Petition addressed to:
Bundesministerin Johanna Mikl-Leitner
Seit Monaten ist der Bund rund um die Flüchtlingshilfe und -integration bei etlichen Hilfsorganisationen in Zahlungsverzug. Das bedeutet unkalkulierbare Kosten für die Organisationen. Laut Medienberichten sind dadurch etliche NGOs an den Rand der Zahlungsunfähigkeit gedrängt worden. Der neueste Plan der Bundesregierung, Spendengelder, die an NGOs zur Unterstützung von Flüchtlingen ergangene sind, von den Förderungen abzuziehen, ist eine Verhöhnung der Österreichischen Zivilgesellschaft und deren Hilfsorganisationen. Diese sind ohne zu zögern mit Unterstützung der Bevölkerung eingesprungen, haben staatliche Aufgaben übernommen und sollen nun dafür bestraft werden. Dieses Agieren führt den Spendengedanken ad absurdum und ist ein Anschlag auf die Hilfsbereitschaft der noch vor wenigen Monaten so viel gelobten Zivilgesellschaft, die mit der Absicht Flüchtlinge zu unterstützen gespendet hat und nun dazu benutzt wird Einsparungen zu legitimieren!

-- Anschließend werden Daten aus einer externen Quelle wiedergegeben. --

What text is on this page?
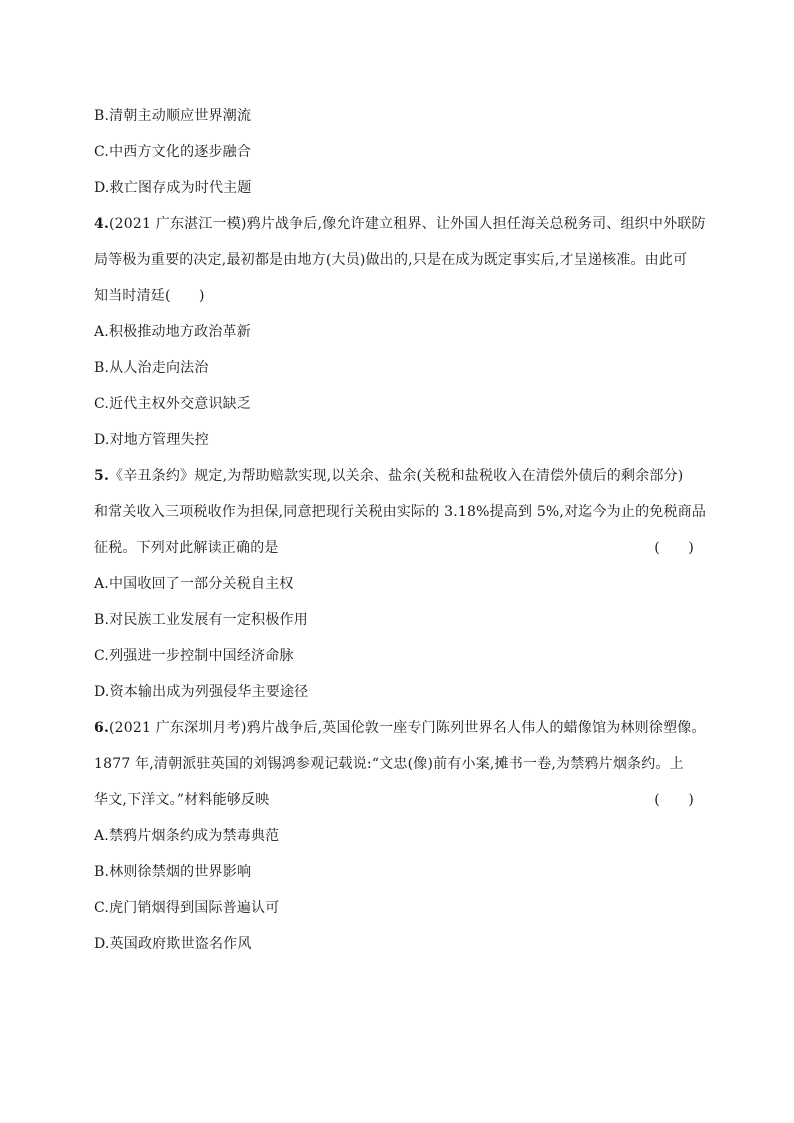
B.清朝主动顺应世界潮流
C.中西方文化的逐步融合
D.救亡图存成为时代主题
4.(2021 广东湛江一模)鸦片战争后,像允许建立租界、让外国人担任海关总税务司、组织中外联防
局等极为重要的决定,最初都是由地方(大员)做出的,只是在成为既定事实后,才呈递核准。由此可
知当时清廷(　　)
A.积极推动地方政治革新
B.从人治走向法治
C.近代主权外交意识缺乏
D.对地方管理失控
5.《辛丑条约》规定,为帮助赔款实现,以关余、盐余(关税和盐税收入在清偿外债后的剩余部分)
和常关收入三项税收作为担保,同意把现行关税由实际的 3.18%提高到 5%,对迄今为止的免税商品
征税。下列对此解读正确的是	(　　)
A.中国收回了一部分关税自主权
B.对民族工业发展有一定积极作用
C.列强进一步控制中国经济命脉
D.资本输出成为列强侵华主要途径
6.(2021 广东深圳月考)鸦片战争后,英国伦敦一座专门陈列世界名人伟人的蜡像馆为林则徐塑像。
1877 年,清朝派驻英国的刘锡鸿参观记载说:“文忠(像)前有小案,摊书一卷,为禁鸦片烟条约。上
华文,下洋文。”材料能够反映	(　　)
A.禁鸦片烟条约成为禁毒典范
B.林则徐禁烟的世界影响
C.虎门销烟得到国际普遍认可
D.英国政府欺世盗名作风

Sehr geehrte Frau Innenministerin, nehmen Sie diesen Plan zurück!
Reason
Zuerst wurden medienwirksam Dankesbriefe geschrieben und nun sollen die Hilfsorganisationen, die von privaten Spendern und Spenderinnen zweckgewidmete Unterstützung für die Flüchtlingshilfe erhalten haben, bestraft werden, indem ihnen die Spenden von den Förderungen abgezogen werden sollen. Das ist ein Angriff auf die Hilfsbereitschaft der noch vor wenigen Monaten so viel gelobten Zivilgesellschaft - jetzt nimmt man jene, die dort eingesprungen sind wo die Regierung versagt hat, auch noch in die Mangel, indem man sie betraft, weil ihnen die Zivilgesellschaft zur Seite gestanden ist.